As Doyle's mother had predicted, the legion of Holmes' fans were not amused, and in 1901, Doyle relented, returning with one of the best of the novels, The Hound of the Baskervilles. Moriarty had drowned, not Holmes. The detective had faked his death to elude other enemies, a twist so convenient that it doesn't take a Freudian to wonder if Doyle had not picked a fate for Holmes that left just a little wiggle room.

The list of resurrected detective (and thriller) heroes does not end with Holmes. Baroness Orzy's Old Man in the Corner was favored with a disappearance, not a death. And just as well. He returned for several dozen more adventures after his reporter friend assured us that she had never seen him again.

As befits a super secret agent, James Bond made an even more triumphant return from what looked like certain death. Whether or not Ian Fleming had grown weary of James Bond, he nearly dispatched him with a kick from Soviet spy, Rosa Klebb's poisoned shoe. For a time, 007 lingered near death, but, to the immense profit of what became the James Bond movie franchise, he recovered.
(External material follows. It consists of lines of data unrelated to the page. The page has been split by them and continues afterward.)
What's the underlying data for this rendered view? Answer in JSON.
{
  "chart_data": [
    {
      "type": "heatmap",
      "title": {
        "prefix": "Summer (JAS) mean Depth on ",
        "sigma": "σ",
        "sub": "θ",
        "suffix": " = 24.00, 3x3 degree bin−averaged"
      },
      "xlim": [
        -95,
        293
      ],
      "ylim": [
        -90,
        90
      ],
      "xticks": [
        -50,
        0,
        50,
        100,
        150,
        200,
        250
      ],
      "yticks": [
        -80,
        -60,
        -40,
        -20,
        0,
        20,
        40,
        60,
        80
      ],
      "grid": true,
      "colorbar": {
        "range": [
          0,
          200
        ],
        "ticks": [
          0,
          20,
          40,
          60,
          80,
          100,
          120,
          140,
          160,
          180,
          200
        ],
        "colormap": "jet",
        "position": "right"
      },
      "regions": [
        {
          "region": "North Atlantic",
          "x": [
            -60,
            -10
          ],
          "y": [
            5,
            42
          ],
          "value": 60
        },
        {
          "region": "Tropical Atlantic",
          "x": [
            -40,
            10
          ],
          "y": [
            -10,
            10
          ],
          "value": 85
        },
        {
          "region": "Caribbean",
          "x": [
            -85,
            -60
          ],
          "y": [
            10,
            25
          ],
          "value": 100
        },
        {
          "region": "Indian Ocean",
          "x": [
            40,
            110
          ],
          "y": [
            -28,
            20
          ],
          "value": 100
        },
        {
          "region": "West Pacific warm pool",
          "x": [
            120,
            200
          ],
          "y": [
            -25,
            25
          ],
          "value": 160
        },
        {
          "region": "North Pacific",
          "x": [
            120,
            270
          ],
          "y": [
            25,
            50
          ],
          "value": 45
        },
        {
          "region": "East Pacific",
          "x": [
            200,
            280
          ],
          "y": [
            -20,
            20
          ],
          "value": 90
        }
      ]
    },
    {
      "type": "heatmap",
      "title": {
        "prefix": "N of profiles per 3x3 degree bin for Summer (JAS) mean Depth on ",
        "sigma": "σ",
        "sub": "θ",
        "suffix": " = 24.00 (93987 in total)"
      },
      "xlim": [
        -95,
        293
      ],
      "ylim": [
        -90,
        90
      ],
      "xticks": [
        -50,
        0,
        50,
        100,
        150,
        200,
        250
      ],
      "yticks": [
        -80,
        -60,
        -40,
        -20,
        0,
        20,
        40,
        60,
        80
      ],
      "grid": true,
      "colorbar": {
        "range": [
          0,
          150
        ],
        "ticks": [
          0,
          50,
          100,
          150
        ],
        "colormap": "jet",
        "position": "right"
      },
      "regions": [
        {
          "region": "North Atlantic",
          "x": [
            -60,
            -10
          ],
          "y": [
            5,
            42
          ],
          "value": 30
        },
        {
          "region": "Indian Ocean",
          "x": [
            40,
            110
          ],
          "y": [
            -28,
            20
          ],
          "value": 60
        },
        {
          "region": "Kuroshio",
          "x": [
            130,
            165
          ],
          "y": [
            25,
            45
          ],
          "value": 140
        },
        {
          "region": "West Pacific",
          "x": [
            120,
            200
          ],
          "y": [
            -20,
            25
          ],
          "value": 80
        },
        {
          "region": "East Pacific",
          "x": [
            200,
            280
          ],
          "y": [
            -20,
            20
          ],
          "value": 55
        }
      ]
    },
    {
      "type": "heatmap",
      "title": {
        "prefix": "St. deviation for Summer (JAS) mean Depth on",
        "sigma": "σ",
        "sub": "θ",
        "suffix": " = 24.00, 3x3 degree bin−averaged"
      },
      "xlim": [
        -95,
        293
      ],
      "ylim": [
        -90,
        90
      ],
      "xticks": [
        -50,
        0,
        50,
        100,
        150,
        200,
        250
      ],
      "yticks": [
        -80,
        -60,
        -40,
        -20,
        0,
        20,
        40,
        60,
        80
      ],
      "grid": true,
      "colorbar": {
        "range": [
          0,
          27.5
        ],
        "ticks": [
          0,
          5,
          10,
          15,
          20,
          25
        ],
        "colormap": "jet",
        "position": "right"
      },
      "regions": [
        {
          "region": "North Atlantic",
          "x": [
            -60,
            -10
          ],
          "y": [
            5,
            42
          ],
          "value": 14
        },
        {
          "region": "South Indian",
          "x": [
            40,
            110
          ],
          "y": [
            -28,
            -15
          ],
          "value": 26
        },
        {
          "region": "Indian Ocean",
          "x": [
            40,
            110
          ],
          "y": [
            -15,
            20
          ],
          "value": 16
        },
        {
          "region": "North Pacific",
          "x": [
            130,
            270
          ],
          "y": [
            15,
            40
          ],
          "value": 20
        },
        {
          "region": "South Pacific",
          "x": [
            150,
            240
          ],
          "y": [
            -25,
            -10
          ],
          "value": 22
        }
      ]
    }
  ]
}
Thanks to a core of thriller writers and movie impresarios, Bond has easily survived his creator's own demise.

Agatha Christie, she of the perfect plots, left no room for error when she dispatched Hercule Poirot. Indeed, thinking ahead, she killed Poirot off fairly early in her career but saved the novel in which he dies for her extreme age. Curtain was a big hit late in her career, and fans, who had enjoyed decades of his adventures, did not storm the literary barricades to bring him back.

Of course, there are writers of greater mercy - or greater ambivalence - who do not cry 'off with his head' quite so quickly. Dorothy Sayers was so fond of Lord Peter Wimsey that she spared his life and took what might be called the Romance Writer's Option. After many delays and tribulations, she married him to Harriet Vane, the love of his life and, following Busman's Honeymoon, sentenced him to domestic felicity.
A few short stories reflect his happiness with his wife and family but though pleasant, they do not rival the novels. Happiness, it seems, is not a requirement for a detective, and a happy marriage seems a positive detriment to the private eye.

Maybe that's why I finally retired Anna Peters, who had seen action in eight novels, and who, somewhat incautiously, I had aged along with myself. Being tenderhearted, I disliked the thought of killing her, but I felt written out and, easily bored, I disliked doing the back story that each new novel seemed to require. Besides, as we got into our fifties I could see trouble coming for a woman of action. She could get killed or she could turn into Miss Marple.

Marple having already been done to perfection, I took the modern tack of having her sell her now successful Executive Security firm to an eager young businessman, Skipper Norris, formerly an NFL quarterback. Norris had a small part in Crosscheck, the last of Anna's adventures and rather to my surprise, he was negotiating to buy the firm by the end of the novel.

I think I can say he saved her life. In any case, she has not reappeared in the neurons. I imagine she is occupying herself pleasantly around the art world with her artist husband, perhaps repairing her neglected education, and solving minor crimes that she does not need to confide to me.